Human Appearance Transfer
Abstract
We propose an automatic person-to-person appearance
transfer model based on explicit parametric 3d human representations
and learned, constrained deep translation network
architectures for photographic image synthesis. Given
a single source image and a single target image, each
corresponding to different human subjects, wearing different
clothing and in different poses, our goal is to photorealistically
transfer the appearance from the source image
onto the target image while preserving the target shape
and clothing segmentation layout. Our solution to this new
problem is formulated in terms of a computational pipeline
that combines (1) 3d human pose and body shape estimation
from monocular images, (2) identifying 3d surface colors elements
(mesh triangles) visible in both images, that can be
transferred directly using barycentric procedures, and (3)

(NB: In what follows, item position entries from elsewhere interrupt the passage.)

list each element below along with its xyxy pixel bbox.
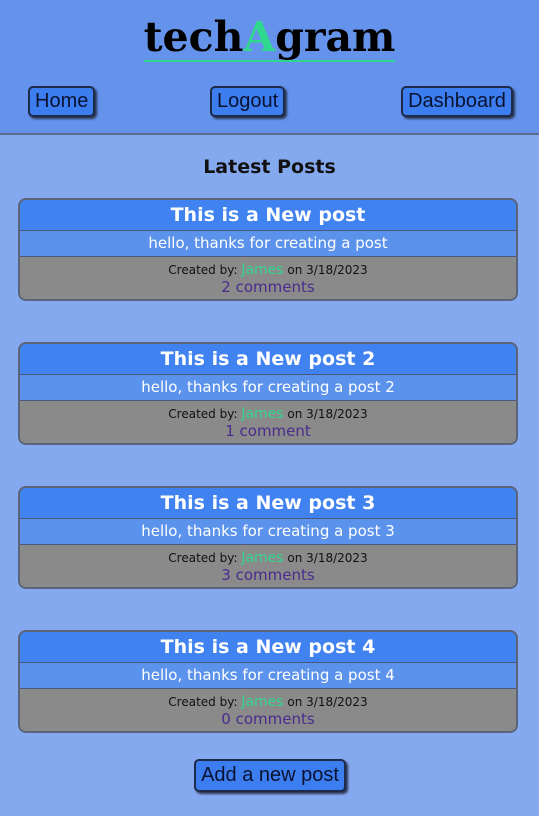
- created-by-label: Created by:: [168, 695, 242, 709]
- post-card[interactable]: This is a New post 4 hello, thanks for c…: [18, 630, 518, 733]
- on-label: on: [283, 263, 307, 277]
- post-author: James: [241, 550, 284, 566]
- post-meta: Created by: James on 3/18/2023: [20, 257, 516, 277]
- post-card[interactable]: This is a New post hello, thanks for cre…: [18, 198, 518, 301]
- post-card[interactable]: This is a New post 3 hello, thanks for c…: [18, 486, 518, 589]
- created-by-label: Created by:: [168, 407, 242, 421]
- post-body: hello, thanks for creating a post 4: [20, 663, 516, 689]
- comments-link[interactable]: 2 comments: [20, 277, 516, 297]
- post-date: 3/18/2023: [306, 263, 368, 277]
- post-author: James: [241, 262, 284, 278]
- post-body: hello, thanks for creating a post 3: [20, 519, 516, 545]
- created-by-label: Created by:: [168, 263, 242, 277]
- on-label: on: [283, 695, 307, 709]
- post-meta: Created by: James on 3/18/2023: [20, 401, 516, 421]
- post-date: 3/18/2023: [306, 551, 368, 565]
- post-card[interactable]: This is a New post 2 hello, thanks for c…: [18, 342, 518, 445]
- section-title: Latest Posts: [203, 156, 336, 178]
- logo-text[interactable]: techAgram: [143, 13, 396, 62]
- comments-link[interactable]: 1 comment: [20, 421, 516, 441]
- home-button[interactable]: Home: [28, 86, 95, 117]
- post-title[interactable]: This is a New post 4: [20, 632, 516, 663]
- post-meta: Created by: James on 3/18/2023: [20, 689, 516, 709]
- post-author: James: [241, 694, 284, 710]
- on-label: on: [283, 551, 307, 565]
- logo-accent-letter: A: [243, 13, 276, 61]
- comments-link[interactable]: 0 comments: [20, 709, 516, 729]
- logo-prefix: tech: [143, 13, 244, 61]
- logout-button[interactable]: Logout: [210, 86, 285, 117]
- logo-suffix: gram: [275, 13, 396, 61]
- comments-link[interactable]: 3 comments: [20, 565, 516, 585]
- post-title[interactable]: This is a New post 3: [20, 488, 516, 519]
- post-title[interactable]: This is a New post: [20, 200, 516, 231]
- site-logo[interactable]: techAgram: [0, 14, 539, 62]
- post-body: hello, thanks for creating a post 2: [20, 375, 516, 401]
- post-meta: Created by: James on 3/18/2023: [20, 545, 516, 565]
- on-label: on: [283, 407, 307, 421]
- post-date: 3/18/2023: [306, 407, 368, 421]
- site-header: techAgram Home Logout Dashboard: [0, 0, 539, 135]
- created-by-label: Created by:: [168, 551, 242, 565]
- post-author: James: [241, 406, 284, 422]
- add-post-button[interactable]: Add a new post: [194, 759, 346, 792]
- post-title[interactable]: This is a New post 2: [20, 344, 516, 375]
- post-date: 3/18/2023: [306, 695, 368, 709]
- dashboard-button[interactable]: Dashboard: [401, 86, 513, 117]
- post-body: hello, thanks for creating a post: [20, 231, 516, 257]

predicting surface appearance missing in the first image but
visible in the second one using deep learning-based image
synthesis techniques. Our model achieves promising results
as supported by a perceptual user study where the participants
rated around 65% of our results as good, very good
or perfect, as well in automated tests (Inception scores and
a Faster-RCNN human detector responding very similarly
to real and model generated images). We further show how
the proposed architecture can be profiled to automatically
generate images of a person dressed with different clothing
transferred from a person in another image, opening
paths for applications in entertainment and photo-editing
(e.g. embodying and posing as friends or famous actors),
the fashion industry, or affordable online shopping of clothing.